P.J. : Commençons par une question un peu classique : Qu'est-ce qui vous a donné envie de faire ce métier et comment y êtes vous venu ?

M.E. : J'ai "toujours" eu envie de faire ce métier ... J'avais, très tôt disons, ce que l'on appelle de "bonnes dispositions"; un certain talent expressif, gestuel et vocal ...( qui parfois débordait aussi sur les bancs de "la communale" ou du lycée)... En vacances, je jouais des sketches, j'étais heureux de changer de voix, de personnalité, en endossant différents rôles, en racontant des histoires; c'était captivant de captiver un public, d'attirer l'attention sur soi, certes, mais aussi d'inventer des mondes, de faire partager des émotions, des rires ... J'ai "forcément" rencontré des gens intéressés par ma personnalité, et de fil en aiguille, je suis arrivé à jouer dans des spectacles de plus en plus professionnels... jusqu'à la rencontre avec Jean-Michel Ribes en 1970 (tiens , déjà ?) pour "Les Fraises Musclées", avec - entre autres- Philippe Khorsand, Andréa Ferreol, Philippe Brizard, Jacques Cancelier ... plus de 300 représentations ...

P.J. : Vous avez un parcours artistique assez étendu : doublage de publicités, de dessins animés, théatre, télévision... Dans quelle partie de votre discipline de comédien êtes vous le plus heureux et prenez-vous le plus de plaisir ?

M.E. : Ben ... ahem ... que voulez-vous que j'vous dise, moi ? ÇA DÉPEND ! :))
ça dépend des moments, des rôles, du texte, du metteur en scène, de l'habilleuse, du café chaud ou pas assez, etc ... etc ... etc ... ;°)) Enfin disons pour faire hyper court, que je préfère la scène et le rapport direct avec le public ...cet échange là est incomparable !

P.J. : Sur votre site, on apprend qu'en 1995, vous avez mis en scêne un spectacle avec des artistes sourds. Pouvez-vous nous parler un peu de cette expérience ?

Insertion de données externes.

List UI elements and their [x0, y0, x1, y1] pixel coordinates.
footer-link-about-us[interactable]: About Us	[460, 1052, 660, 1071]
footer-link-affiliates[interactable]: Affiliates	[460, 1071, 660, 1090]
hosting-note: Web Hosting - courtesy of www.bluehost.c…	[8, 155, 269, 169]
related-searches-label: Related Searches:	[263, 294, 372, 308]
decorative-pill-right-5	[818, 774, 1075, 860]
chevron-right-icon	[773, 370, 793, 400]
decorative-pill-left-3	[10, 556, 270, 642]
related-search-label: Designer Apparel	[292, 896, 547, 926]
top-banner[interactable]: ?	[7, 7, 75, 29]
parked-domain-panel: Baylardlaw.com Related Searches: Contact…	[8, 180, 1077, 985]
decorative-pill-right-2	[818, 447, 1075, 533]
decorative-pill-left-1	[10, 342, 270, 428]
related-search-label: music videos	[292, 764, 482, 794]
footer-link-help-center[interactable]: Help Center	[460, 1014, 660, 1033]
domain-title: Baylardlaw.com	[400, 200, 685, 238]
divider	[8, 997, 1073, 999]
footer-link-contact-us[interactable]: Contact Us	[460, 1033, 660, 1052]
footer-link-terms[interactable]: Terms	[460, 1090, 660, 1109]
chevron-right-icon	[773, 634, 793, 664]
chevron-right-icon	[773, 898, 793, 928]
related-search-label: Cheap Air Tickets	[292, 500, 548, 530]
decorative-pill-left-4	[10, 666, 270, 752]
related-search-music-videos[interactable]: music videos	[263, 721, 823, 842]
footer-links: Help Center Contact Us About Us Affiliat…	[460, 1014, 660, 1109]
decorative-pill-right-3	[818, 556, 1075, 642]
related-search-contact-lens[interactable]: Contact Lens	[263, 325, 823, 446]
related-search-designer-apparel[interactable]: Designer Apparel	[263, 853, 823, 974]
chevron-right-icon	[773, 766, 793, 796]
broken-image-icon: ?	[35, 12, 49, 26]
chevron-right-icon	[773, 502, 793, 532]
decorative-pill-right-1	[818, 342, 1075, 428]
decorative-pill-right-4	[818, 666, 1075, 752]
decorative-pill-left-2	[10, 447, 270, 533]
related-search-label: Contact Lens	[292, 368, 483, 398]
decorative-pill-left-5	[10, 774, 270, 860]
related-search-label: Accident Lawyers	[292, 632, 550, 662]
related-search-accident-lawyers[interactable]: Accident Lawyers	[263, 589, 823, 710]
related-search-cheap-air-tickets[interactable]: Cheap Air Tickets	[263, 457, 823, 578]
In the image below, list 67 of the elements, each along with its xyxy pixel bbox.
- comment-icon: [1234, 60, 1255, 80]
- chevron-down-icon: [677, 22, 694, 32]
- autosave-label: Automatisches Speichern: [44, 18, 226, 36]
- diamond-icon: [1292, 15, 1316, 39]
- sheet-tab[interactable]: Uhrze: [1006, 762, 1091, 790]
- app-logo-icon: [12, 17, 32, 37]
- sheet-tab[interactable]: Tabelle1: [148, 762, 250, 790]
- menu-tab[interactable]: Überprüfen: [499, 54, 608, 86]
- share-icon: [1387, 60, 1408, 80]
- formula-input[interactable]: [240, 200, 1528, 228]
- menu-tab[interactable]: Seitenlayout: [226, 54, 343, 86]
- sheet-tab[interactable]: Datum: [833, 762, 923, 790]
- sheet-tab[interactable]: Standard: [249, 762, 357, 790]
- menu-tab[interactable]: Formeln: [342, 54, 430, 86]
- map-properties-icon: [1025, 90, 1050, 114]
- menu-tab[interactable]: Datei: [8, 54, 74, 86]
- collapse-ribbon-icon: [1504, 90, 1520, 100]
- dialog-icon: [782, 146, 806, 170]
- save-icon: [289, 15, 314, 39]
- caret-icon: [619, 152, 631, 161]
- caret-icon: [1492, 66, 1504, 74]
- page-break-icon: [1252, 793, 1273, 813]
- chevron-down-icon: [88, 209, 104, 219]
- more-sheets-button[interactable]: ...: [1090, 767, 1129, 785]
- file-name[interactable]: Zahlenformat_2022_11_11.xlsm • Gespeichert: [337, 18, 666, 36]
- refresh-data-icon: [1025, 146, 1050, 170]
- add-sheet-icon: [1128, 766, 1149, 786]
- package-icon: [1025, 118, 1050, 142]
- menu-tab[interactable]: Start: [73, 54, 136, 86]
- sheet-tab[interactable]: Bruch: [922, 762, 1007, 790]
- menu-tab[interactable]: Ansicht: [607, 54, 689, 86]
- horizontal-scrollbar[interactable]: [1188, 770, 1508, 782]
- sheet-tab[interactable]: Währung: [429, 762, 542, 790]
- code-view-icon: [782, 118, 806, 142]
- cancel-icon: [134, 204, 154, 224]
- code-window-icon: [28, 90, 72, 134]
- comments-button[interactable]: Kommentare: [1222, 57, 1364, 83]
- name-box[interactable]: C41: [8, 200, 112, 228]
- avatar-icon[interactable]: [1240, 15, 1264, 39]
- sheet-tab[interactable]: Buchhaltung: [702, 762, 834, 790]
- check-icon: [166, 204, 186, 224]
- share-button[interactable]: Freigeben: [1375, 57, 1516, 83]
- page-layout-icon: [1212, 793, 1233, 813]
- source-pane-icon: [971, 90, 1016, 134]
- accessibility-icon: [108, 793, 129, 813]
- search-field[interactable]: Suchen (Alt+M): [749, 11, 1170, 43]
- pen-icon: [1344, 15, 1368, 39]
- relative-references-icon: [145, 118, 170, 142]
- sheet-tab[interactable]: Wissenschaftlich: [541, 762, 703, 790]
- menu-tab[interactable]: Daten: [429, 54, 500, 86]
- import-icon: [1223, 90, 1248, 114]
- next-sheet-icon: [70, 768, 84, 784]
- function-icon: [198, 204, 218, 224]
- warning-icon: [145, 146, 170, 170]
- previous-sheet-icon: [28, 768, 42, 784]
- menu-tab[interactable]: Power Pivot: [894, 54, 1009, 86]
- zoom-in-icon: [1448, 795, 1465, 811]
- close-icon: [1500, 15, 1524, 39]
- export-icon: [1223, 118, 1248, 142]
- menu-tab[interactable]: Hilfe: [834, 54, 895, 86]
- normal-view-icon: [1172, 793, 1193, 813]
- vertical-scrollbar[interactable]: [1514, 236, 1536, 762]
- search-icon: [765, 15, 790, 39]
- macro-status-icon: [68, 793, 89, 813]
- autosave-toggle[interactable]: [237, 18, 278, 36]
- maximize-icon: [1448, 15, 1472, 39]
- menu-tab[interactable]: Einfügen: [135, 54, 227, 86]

M.E. : C’est un immense souvenir, plein d’émotions. J’étais allé voir le spectacle d’Emanuelle Laborit “les Enfants du Silence”, qui m’a profondément bouleversé. Je suis allé la rencontrer dans sa loge et bien entendu, évidemment du fait qu’elle soit sourde, je ne représentais rien du tout pour elle puisqu’elle n’a jamais pu entendre ma voix... et ne savait donc pas quelle pouvait être ma notoriété en la matière ; Une rencontre vraiment poignante et très forte. Et dans ce spectacle, il y avait deux comédiens sourds, Joël CHALUDE et Fanny DRUILHE, qui perdaient leurs repères au bout d’un certain nombre de représentations. Ils s'en sont ouvert à moi, et devant leur désarroi, je leur ai proposé de les faire travailler, "en coaching" ... Alors, je les ai fait travailler sur le sens du texte... sur l'articulation et la résonance du verbe dans l'espace. Je leur faisait toucher mon larynx ... presque un travail d’orthophoniste :)) ... et par la vibration physique j'arrivais à mieux faire comprendre et faire passer à la fois l'expression technique et artistique ; Peu à peu, ils se sont remis à nourrir le jeu de leurs personnages ; c’était certes fastidieux, mais ils ont repris confiance. Ma plus belle récompense fut lorsqu'ils sont sortis du théâtre et mon appelé au téléphone (!) (Oui, Fanny et Joël sont tous deux appareillés; Fanny entend mieux que Joël, mais c'est Joël qui parle (oh que oui!) et pour une conversation téléphonique, elle lui "traduit" ce que je dis )....
Toujours est-il qu'ils me disaient qu'ils avaient retrouvé sur scène le sens de leur spectacle, qu'ils en étaient formidablement heureux, et qu'ils me remerciaient encore et encore ... et moi, à l'autre bout du fil, je sanglotais comme un môme ... Je me souviendrai toute ma vie de cette émotion là ... Par la suite, Joël m’a demandé de mettre en scène un spectacle en duo, écrit avec un autre sourd, Marc Delacour, ... "One man show à deux" - c'est le titre- Joël est un mime assez remarquable, mâtiné de Chaplin et de Keaton ... et Marc est d'abord un merveilleux danseur, (expert-comptable) très expressif, qui pratique et enseigne la danse de salon ... spectacle muet, destiné et à un public des sourds et d'entendants, très visuel, avec beaucoup de musiques ... musiques qui devaient résonner très fort, pour que les artistes en ressentent toutes les vibrations et puissent appuyer dessus leur jeu ... Expérience très forte, traversée de moments difficiles, dans l'échange et la (in)compréhension ... magnifique !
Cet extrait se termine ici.